The world’s largest globally systemically Important Banks (G-SIBs) are swiftly integrating blockchain technology into their operations ahead of their smaller rivals according to data released by UBS.
The Swiss bank polled 82 individuals during Q1 of 2019 from banks that are either evaluating, piloting, or implementing blockchain. The most common use cases of blockchain are payments, trade finance, securities settlement as well as fraud detection and security.
Last month, Commerzbank and Deutsche Börse announced they had used distributed ledger technology (DLT) to execute a legally binding settlement of a repo transaction. In February, a report from IHS Markit suggested that blockchain technology could save investment firms US$12 billion in clearing and settlement fees.
Ahead in the race
JPMorgan, Bank of America, Citigroup and Wells Fargo have the largest technology budgets of the 175 banks surveyed by UBS. JPMorgan is the biggest spender, with a $11.4 billion technology budget for 2019. BoA is second at $10 billion, with Wells Fargo coming in at third with $9 billion, and Citigroup, with about $8 billion.

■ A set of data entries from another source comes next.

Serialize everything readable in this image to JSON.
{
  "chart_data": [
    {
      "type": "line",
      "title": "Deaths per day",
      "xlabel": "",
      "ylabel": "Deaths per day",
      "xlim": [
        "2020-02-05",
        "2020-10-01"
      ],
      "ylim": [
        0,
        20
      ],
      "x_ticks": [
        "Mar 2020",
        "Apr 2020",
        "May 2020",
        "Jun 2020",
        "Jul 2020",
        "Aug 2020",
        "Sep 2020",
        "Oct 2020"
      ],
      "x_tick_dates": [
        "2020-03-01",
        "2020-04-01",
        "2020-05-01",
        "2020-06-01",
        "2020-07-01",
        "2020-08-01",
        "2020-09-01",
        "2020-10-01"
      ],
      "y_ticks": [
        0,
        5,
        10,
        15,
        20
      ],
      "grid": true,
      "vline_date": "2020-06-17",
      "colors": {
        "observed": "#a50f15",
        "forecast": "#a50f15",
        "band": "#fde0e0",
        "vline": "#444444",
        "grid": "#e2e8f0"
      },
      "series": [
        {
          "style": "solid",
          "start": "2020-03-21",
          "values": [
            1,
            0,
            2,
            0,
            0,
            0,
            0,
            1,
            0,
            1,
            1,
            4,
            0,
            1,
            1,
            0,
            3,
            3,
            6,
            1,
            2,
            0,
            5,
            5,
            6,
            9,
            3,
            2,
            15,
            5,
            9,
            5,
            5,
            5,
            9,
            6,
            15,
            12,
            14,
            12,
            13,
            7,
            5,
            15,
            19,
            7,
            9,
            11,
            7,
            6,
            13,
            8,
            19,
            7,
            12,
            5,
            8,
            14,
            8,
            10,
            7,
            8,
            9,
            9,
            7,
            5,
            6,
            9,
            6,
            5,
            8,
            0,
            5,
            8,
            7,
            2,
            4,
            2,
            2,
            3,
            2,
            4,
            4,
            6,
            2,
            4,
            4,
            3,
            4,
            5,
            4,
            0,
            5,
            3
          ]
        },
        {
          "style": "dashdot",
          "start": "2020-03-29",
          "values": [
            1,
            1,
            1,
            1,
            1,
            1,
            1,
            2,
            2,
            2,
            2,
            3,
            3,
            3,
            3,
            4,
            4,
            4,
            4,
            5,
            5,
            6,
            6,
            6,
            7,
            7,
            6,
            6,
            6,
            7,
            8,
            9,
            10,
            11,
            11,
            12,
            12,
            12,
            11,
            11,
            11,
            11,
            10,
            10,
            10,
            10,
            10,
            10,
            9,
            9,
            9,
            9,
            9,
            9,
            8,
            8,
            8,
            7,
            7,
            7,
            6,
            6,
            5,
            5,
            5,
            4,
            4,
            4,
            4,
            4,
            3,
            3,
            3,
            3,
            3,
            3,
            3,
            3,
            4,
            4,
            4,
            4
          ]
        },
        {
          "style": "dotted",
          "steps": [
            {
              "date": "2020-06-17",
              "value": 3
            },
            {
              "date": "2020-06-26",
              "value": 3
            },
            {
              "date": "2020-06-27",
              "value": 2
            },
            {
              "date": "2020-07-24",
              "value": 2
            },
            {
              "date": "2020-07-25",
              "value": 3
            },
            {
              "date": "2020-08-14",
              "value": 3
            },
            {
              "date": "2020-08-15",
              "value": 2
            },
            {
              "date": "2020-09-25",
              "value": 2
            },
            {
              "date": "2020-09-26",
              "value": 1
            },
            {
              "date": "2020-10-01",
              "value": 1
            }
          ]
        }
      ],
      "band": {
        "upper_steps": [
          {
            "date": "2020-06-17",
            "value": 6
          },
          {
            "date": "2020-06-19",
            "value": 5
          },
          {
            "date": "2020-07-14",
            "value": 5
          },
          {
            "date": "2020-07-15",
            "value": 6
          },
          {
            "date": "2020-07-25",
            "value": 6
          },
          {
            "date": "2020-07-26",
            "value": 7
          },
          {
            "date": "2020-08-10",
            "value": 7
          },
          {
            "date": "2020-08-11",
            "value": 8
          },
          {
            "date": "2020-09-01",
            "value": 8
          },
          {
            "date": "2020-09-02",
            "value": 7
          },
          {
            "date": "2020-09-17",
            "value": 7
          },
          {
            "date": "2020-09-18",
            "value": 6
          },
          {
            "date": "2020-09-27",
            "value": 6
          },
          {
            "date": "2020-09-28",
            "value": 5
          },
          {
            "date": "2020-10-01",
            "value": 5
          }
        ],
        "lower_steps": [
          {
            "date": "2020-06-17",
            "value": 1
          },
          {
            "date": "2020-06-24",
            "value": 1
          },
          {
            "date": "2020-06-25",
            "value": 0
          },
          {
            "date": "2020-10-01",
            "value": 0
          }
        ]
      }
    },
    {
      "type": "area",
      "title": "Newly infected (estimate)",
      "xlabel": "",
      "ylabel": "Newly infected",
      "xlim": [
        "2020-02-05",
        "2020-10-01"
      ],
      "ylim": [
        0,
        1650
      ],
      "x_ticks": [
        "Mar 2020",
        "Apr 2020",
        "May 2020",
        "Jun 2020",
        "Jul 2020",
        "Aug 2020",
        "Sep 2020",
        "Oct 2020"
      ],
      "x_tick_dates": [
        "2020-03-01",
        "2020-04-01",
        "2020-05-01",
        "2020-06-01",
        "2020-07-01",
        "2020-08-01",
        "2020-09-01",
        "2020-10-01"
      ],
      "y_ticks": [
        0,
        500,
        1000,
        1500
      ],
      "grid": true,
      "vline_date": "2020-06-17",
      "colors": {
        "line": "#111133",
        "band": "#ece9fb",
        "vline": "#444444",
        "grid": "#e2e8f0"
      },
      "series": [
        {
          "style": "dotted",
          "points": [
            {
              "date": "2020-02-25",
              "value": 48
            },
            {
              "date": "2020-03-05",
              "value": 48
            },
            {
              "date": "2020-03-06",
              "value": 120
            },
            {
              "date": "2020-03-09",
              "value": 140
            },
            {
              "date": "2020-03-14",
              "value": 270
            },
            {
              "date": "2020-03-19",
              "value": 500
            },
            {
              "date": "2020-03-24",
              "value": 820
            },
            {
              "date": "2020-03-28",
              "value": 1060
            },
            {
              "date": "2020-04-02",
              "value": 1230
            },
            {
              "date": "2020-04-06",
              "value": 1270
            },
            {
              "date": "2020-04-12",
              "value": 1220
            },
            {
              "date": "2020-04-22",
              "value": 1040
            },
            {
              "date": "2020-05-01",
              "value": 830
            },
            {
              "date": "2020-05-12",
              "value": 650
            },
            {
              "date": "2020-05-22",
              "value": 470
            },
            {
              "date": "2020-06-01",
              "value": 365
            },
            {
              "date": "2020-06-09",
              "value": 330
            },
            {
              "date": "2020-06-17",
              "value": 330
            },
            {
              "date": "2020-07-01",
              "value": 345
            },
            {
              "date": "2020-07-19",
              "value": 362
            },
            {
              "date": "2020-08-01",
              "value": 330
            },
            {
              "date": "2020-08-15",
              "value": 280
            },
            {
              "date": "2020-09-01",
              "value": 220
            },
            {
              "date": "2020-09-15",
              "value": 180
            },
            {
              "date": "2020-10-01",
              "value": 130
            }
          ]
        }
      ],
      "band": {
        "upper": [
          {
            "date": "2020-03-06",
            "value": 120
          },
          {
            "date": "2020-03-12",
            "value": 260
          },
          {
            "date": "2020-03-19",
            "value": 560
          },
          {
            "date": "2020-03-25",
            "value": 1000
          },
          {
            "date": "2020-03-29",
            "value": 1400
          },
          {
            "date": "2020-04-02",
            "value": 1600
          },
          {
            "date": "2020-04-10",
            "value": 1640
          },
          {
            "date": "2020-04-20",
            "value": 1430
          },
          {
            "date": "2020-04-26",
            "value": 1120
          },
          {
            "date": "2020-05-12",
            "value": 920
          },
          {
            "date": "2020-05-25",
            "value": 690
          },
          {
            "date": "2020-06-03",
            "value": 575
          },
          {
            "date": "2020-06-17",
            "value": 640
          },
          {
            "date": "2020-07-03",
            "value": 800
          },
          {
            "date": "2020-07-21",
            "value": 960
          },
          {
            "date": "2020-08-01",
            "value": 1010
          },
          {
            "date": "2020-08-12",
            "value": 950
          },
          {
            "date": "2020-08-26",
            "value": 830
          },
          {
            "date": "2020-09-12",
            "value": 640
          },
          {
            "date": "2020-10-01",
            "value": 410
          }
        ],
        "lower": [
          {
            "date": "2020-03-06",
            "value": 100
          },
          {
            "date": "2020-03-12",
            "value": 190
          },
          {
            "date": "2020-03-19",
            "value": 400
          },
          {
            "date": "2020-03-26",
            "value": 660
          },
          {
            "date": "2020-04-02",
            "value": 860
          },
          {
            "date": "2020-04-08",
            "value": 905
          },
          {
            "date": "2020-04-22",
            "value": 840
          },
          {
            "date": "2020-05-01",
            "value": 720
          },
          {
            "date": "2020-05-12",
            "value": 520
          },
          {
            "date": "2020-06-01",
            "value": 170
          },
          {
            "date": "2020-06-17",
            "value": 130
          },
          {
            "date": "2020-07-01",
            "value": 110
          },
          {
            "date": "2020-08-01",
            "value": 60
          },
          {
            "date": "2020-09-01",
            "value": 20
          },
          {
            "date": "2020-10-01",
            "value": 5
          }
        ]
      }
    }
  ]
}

After the ‘big four’, the drop is steep, with US Bancorp next on a budget of around $2.5 billion, half of which is considered operating expenses.
BoA is also notable in having a total of 82 blockchain-related patents, compared to JPMorgan’s six, according to intellectual property law firm EnvisionIP. The earliest patents filed by BoA date back to 2014. They range from a blockchain powered ATM to a storage system for keys to cryptocurrency wallets.
“There is a clear bifurcation between the largest banks and everybody else on blockchain,” commented UBS analyst Saul Martinez. Thirty-eight per cent of respondents from banks with assets above US$100 billion are implementing blockchain strategies against only 6% of respondents from banks with assets below US$100 billion.
The largest banks are even further ahead, with 73% of survey participants from US$250 billion-plus asset banks indicating that they are implementing blockchain strategies. Eight out of ten survey respondents from US$500 billion-plus asset banks indicated that they are implementing blockchain strategies. Most banks with assets below $100 billion are not currently investing in blockchain.
Respondents from larger banks are also more likely to cite revenue growth as a key benefit of technology investment, indicate that they are implementing artificial intelligence (AI) and blockchain strategies, and believe it is important to be an innovator in digital banking.
Regulation could play a key part in levelling the playing field, as reflected in the US Commodity Futures Trading Commission’s (CFTC) study into whether large banks take undue advantage of a rule adopted this year to increase hedging flexibility for small and midsize banks.
CFTC chairman J. Christopher Giancarlo acknowledged colleagues’ concerns in providing for a staff study in three years. “I take seriously the concern about potential misuse of this provision in ways that are not intended,” he commented.